Given the importance young people place on having mentors to guide them in achieving their career goals, and the repository of trained professionals in our churches, there is much that local church communities can do to support the young people in their midst as they consider their own professional futures.
Connecting the Dots:
Clergy themselves are in a privileged position in the community—usually knowing the lives of their congregants intimately, including their professional hopes, frustrations, dreams, and plans. Consider using that knowledge to organize a professional-mentorship program in your local congregation. Compile information about congregants’ careers (many clergy and church elders will already know this information) and use it to organize them into groups by profession (or simply have that individual’s information if there is only one person in the group).

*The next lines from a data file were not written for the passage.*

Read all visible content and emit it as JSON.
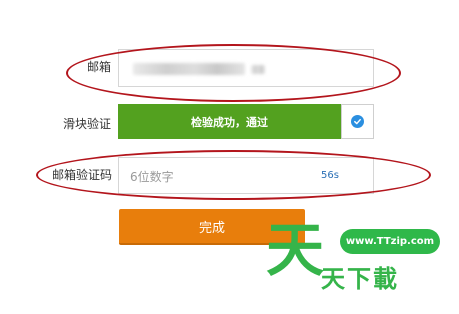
{
  "form": {
    "email_label": "邮箱",
    "slider_label": "滑块验证",
    "slider_status": "检验成功，通过",
    "code_label": "邮箱验证码",
    "code_placeholder": "6位数字",
    "countdown": "56s",
    "submit_label": "完成"
  },
  "watermark": {
    "url": "www.TTzip.com",
    "big_char": "天",
    "text": "天下載"
  },
  "colors": {
    "slider_success": "#53a11f",
    "submit_button": "#e87e0c",
    "countdown_text": "#2a6fb5",
    "annotation_oval": "#b3151c",
    "watermark_green": "#35b44a"
  },
  "icons": {
    "slider_handle": "check-icon"
  }
}
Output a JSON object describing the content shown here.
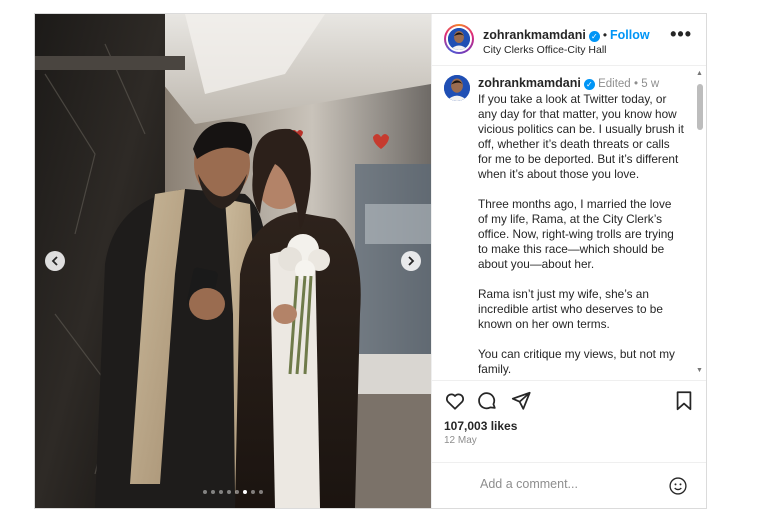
{
  "post": {
    "username": "zohrankmamdani",
    "follow_label": "Follow",
    "separator": "•",
    "location": "City Clerks Office-City Hall",
    "more_label": "•••",
    "caption": {
      "username": "zohrankmamdani",
      "edited": "Edited",
      "dot": "•",
      "age": "5 w",
      "paragraphs": [
        "If you take a look at Twitter today, or any day for that matter, you know how vicious politics can be. I usually brush it off, whether it’s death threats or calls for me to be deported. But it’s different when it’s about those you love.",
        "Three months ago, I married the love of my life, Rama, at the City Clerk’s office. Now, right-wing trolls are trying to make this race—which should be about you—about her.",
        "Rama isn’t just my wife, she’s an incredible artist who deserves to be known on her own terms.",
        "You can critique my views, but not my family."
      ]
    },
    "likes": "107,003 likes",
    "date": "12 May",
    "comment_placeholder": "Add a comment...",
    "carousel": {
      "count": 8,
      "active_index": 5
    }
  },
  "icons": {
    "prev": "chevron-left-icon",
    "next": "chevron-right-icon",
    "like": "heart-icon",
    "comment": "comment-icon",
    "share": "share-icon",
    "save": "bookmark-icon",
    "emoji": "emoji-icon",
    "verified": "verified-badge-icon",
    "more": "more-options-icon"
  },
  "colors": {
    "accent": "#0095f6",
    "text": "#262626",
    "muted": "#8e8e8e",
    "border": "#dbdbdb"
  }
}
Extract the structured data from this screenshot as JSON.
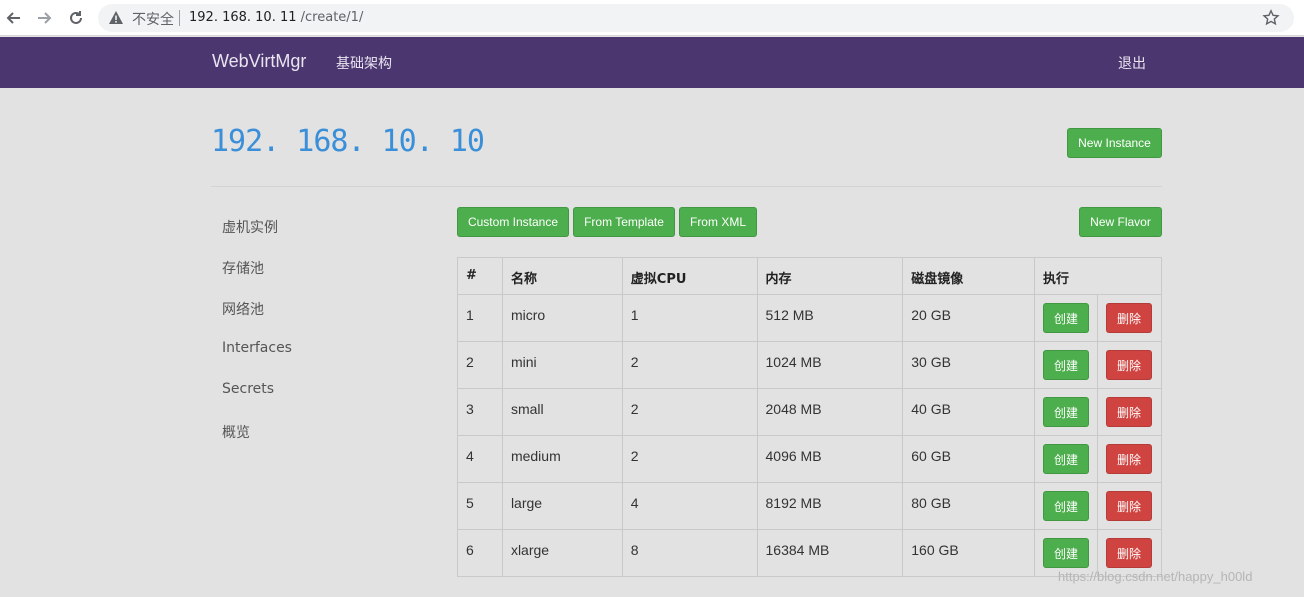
{
  "browser": {
    "insecure_label": "不安全",
    "url_host": "192. 168. 10. 11",
    "url_path": " /create/1/"
  },
  "navbar": {
    "brand": "WebVirtMgr",
    "infrastructure_link": "基础架构",
    "logout": "退出"
  },
  "header": {
    "host_title": "192. 168. 10. 10",
    "new_instance_label": "New Instance"
  },
  "sidebar": {
    "items": [
      {
        "label": "虚机实例"
      },
      {
        "label": "存储池"
      },
      {
        "label": "网络池"
      },
      {
        "label": "Interfaces"
      },
      {
        "label": "Secrets"
      },
      {
        "label": "概览"
      }
    ]
  },
  "actions": {
    "custom_instance": "Custom Instance",
    "from_template": "From Template",
    "from_xml": "From XML",
    "new_flavor": "New Flavor"
  },
  "table": {
    "headers": [
      "#",
      "名称",
      "虚拟CPU",
      "内存",
      "磁盘镜像",
      "执行"
    ],
    "create_label": "创建",
    "delete_label": "删除",
    "rows": [
      {
        "id": "1",
        "name": "micro",
        "vcpu": "1",
        "memory": "512 MB",
        "disk": "20 GB"
      },
      {
        "id": "2",
        "name": "mini",
        "vcpu": "2",
        "memory": "1024 MB",
        "disk": "30 GB"
      },
      {
        "id": "3",
        "name": "small",
        "vcpu": "2",
        "memory": "2048 MB",
        "disk": "40 GB"
      },
      {
        "id": "4",
        "name": "medium",
        "vcpu": "2",
        "memory": "4096 MB",
        "disk": "60 GB"
      },
      {
        "id": "5",
        "name": "large",
        "vcpu": "4",
        "memory": "8192 MB",
        "disk": "80 GB"
      },
      {
        "id": "6",
        "name": "xlarge",
        "vcpu": "8",
        "memory": "16384 MB",
        "disk": "160 GB"
      }
    ]
  },
  "watermark": "https://blog.csdn.net/happy_h00ld",
  "colors": {
    "navbar": "#4b3670",
    "accent_title": "#3a8fd8",
    "success": "#4cae4c",
    "danger": "#cf4440",
    "background": "#e2e2e2"
  }
}
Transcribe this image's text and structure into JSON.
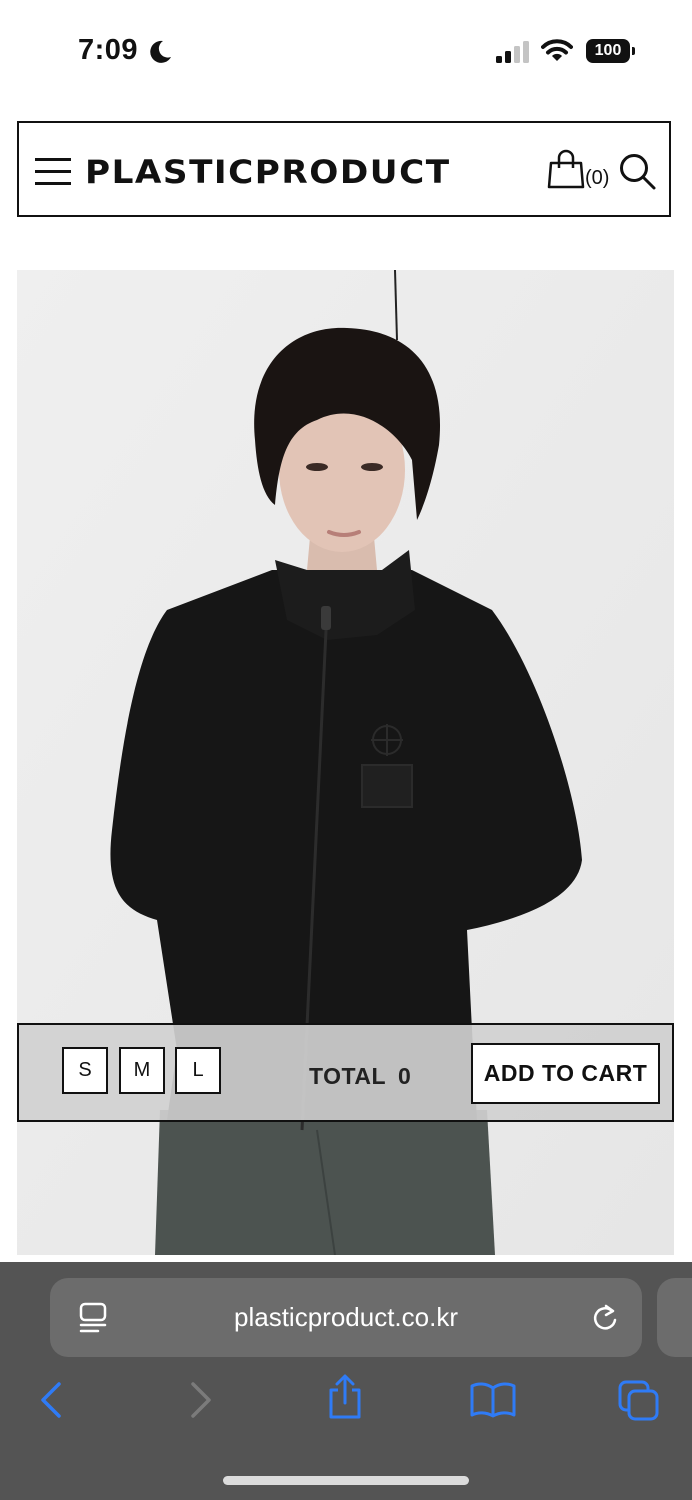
{
  "status_bar": {
    "time": "7:09",
    "battery": "100"
  },
  "header": {
    "brand": "PLASTICPRODUCT",
    "cart_count": "(0)"
  },
  "purchase_bar": {
    "sizes": [
      "S",
      "M",
      "L"
    ],
    "total_label": "TOTAL",
    "total_value": "0",
    "add_to_cart": "ADD TO CART"
  },
  "browser": {
    "url": "plasticproduct.co.kr"
  },
  "colors": {
    "accent": "#2f7bf6",
    "chrome_bg": "#545454",
    "url_field_bg": "#6c6c6c"
  }
}
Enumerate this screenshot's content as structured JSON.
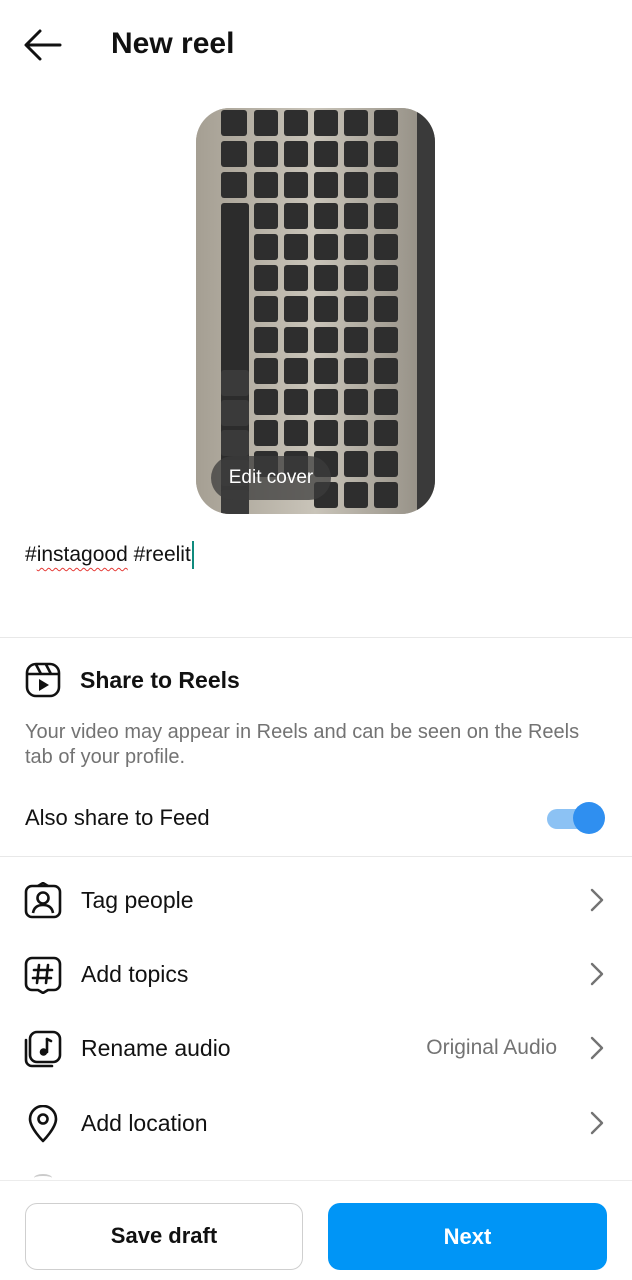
{
  "header": {
    "title": "New reel",
    "back_icon": "arrow-left-icon"
  },
  "cover": {
    "edit_label": "Edit cover",
    "image_alt": "keyboard-photo"
  },
  "caption": {
    "tag1": "#instagood",
    "tag2": "#reelit"
  },
  "share_to_reels": {
    "title": "Share to Reels",
    "description": "Your video may appear in Reels and can be seen on the Reels tab of your profile.",
    "icon": "reels-icon"
  },
  "feed": {
    "label": "Also share to Feed",
    "enabled": true
  },
  "menu": {
    "items": [
      {
        "label": "Tag people",
        "icon": "tag-people-icon",
        "value": ""
      },
      {
        "label": "Add topics",
        "icon": "hashtag-icon",
        "value": ""
      },
      {
        "label": "Rename audio",
        "icon": "music-note-icon",
        "value": "Original Audio"
      },
      {
        "label": "Add location",
        "icon": "location-pin-icon",
        "value": ""
      }
    ]
  },
  "footer": {
    "save_label": "Save draft",
    "next_label": "Next"
  },
  "colors": {
    "accent": "#0095f6",
    "toggle_thumb": "#2f8ff0",
    "toggle_track": "#8cc2f4",
    "secondary_text": "#737373"
  }
}
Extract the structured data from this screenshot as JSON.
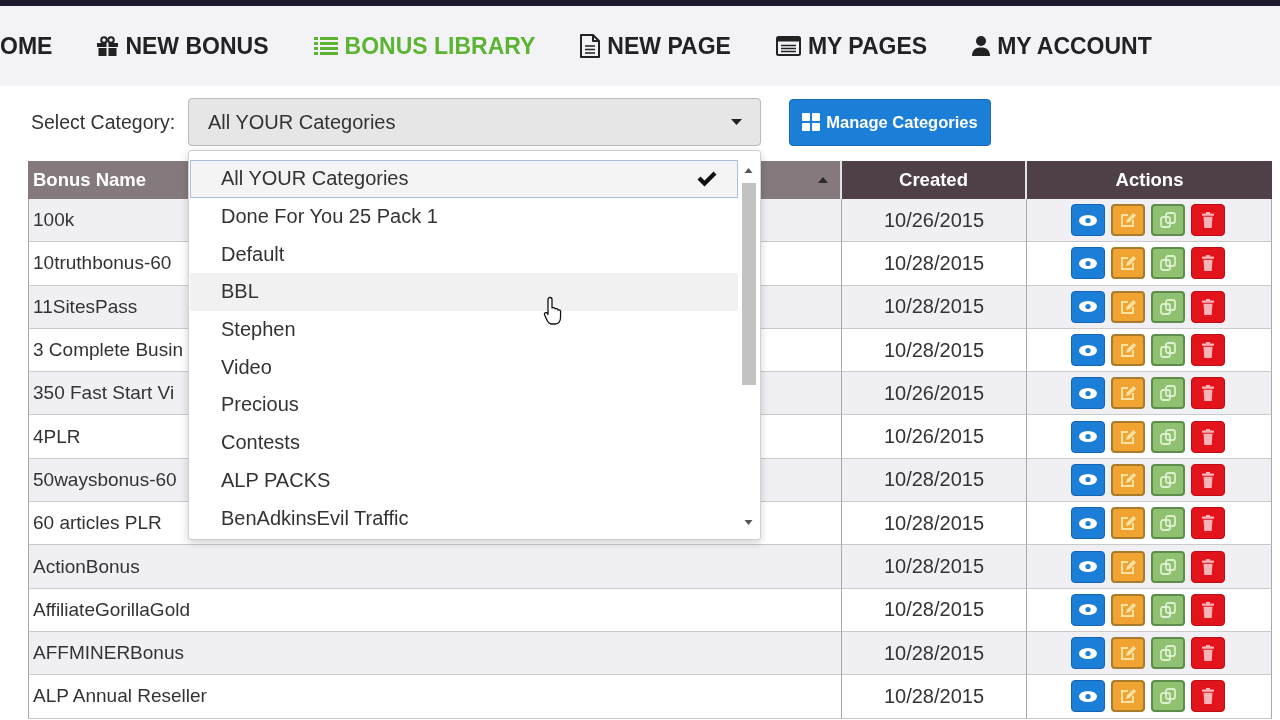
{
  "nav": {
    "items": [
      {
        "label": "OME",
        "selected": false
      },
      {
        "label": "NEW BONUS",
        "selected": false
      },
      {
        "label": "BONUS LIBRARY",
        "selected": true
      },
      {
        "label": "NEW PAGE",
        "selected": false
      },
      {
        "label": "MY PAGES",
        "selected": false
      },
      {
        "label": "MY ACCOUNT",
        "selected": false
      }
    ]
  },
  "category_filter": {
    "label": "Select Category:",
    "value": "All YOUR Categories",
    "expanded": true,
    "options": [
      {
        "label": "All YOUR Categories",
        "selected": true,
        "hovered": false
      },
      {
        "label": "Done For You 25 Pack 1",
        "selected": false,
        "hovered": false
      },
      {
        "label": "Default",
        "selected": false,
        "hovered": false
      },
      {
        "label": "BBL",
        "selected": false,
        "hovered": true
      },
      {
        "label": "Stephen",
        "selected": false,
        "hovered": false
      },
      {
        "label": "Video",
        "selected": false,
        "hovered": false
      },
      {
        "label": "Precious",
        "selected": false,
        "hovered": false
      },
      {
        "label": "Contests",
        "selected": false,
        "hovered": false
      },
      {
        "label": "ALP PACKS",
        "selected": false,
        "hovered": false
      },
      {
        "label": "BenAdkinsEvil Traffic",
        "selected": false,
        "hovered": false
      }
    ]
  },
  "manage_button": {
    "label": "Manage Categories"
  },
  "table": {
    "columns": [
      {
        "label": "Bonus Name",
        "sorted": true
      },
      {
        "label": "Created",
        "sorted": false
      },
      {
        "label": "Actions",
        "sorted": false
      }
    ],
    "row_actions": [
      {
        "kind": "view"
      },
      {
        "kind": "edit"
      },
      {
        "kind": "copy"
      },
      {
        "kind": "delete"
      }
    ],
    "rows": [
      {
        "bonus_name": "100k",
        "created": "10/26/2015"
      },
      {
        "bonus_name": "10truthbonus-60",
        "created": "10/28/2015"
      },
      {
        "bonus_name": "11SitesPass",
        "created": "10/28/2015"
      },
      {
        "bonus_name": "3 Complete Busin",
        "created": "10/28/2015"
      },
      {
        "bonus_name": "350 Fast Start Vi",
        "created": "10/26/2015"
      },
      {
        "bonus_name": "4PLR",
        "created": "10/26/2015"
      },
      {
        "bonus_name": "50waysbonus-60",
        "created": "10/28/2015"
      },
      {
        "bonus_name": "60 articles PLR",
        "created": "10/28/2015"
      },
      {
        "bonus_name": "ActionBonus",
        "created": "10/28/2015"
      },
      {
        "bonus_name": "AffiliateGorillaGold",
        "created": "10/28/2015"
      },
      {
        "bonus_name": "AFFMINERBonus",
        "created": "10/28/2015"
      },
      {
        "bonus_name": "ALP Annual Reseller",
        "created": "10/28/2015"
      }
    ]
  }
}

Church leaders can work with youth group and young adult leaders to glean what careers are attractive to the young people in their midst and help set up a mentoring relationship to encourage them along. For example, if mentees are over eighteen and in college or working, mentors can treat them to a coffee out to discuss aspects of their daily work life, share their joys and concerns, and provide candid insights about what their careers are really like. Alternatively, if your mentees are still in high school, the church can organize a mentor-mentee luncheon of some sort to discuss the same—whatever makes the most sense in your context to try to keep it fun while following the Safe Church (or equivalent) guidelines of your community.
Creating a mentorship program like this can help young people to feel connected to and supported by the congregation (especially if they’re about to leave for college!) while also providing an opportunity to more seasoned congregants to share about what they have learned and experienced through the years. Intergenerational relationships can be awkward, especially when they involve young people who are not your young people (from the perspective of middle-aged and older adults) or people your parents’ age who aren’t your parents (from the perspective of younger people). Fostering an intergenerational mentorship program can help older congregants feel more connected to younger members and younger members to feel like there’s a religious community in which they truly belong, knowing how much it cares about them and their success. These kinds of networks may have the added benefit of fostering mutual understanding between older and young workers that can ease some of the intergenerational workplace conflict that workers and managers alike are concerned about.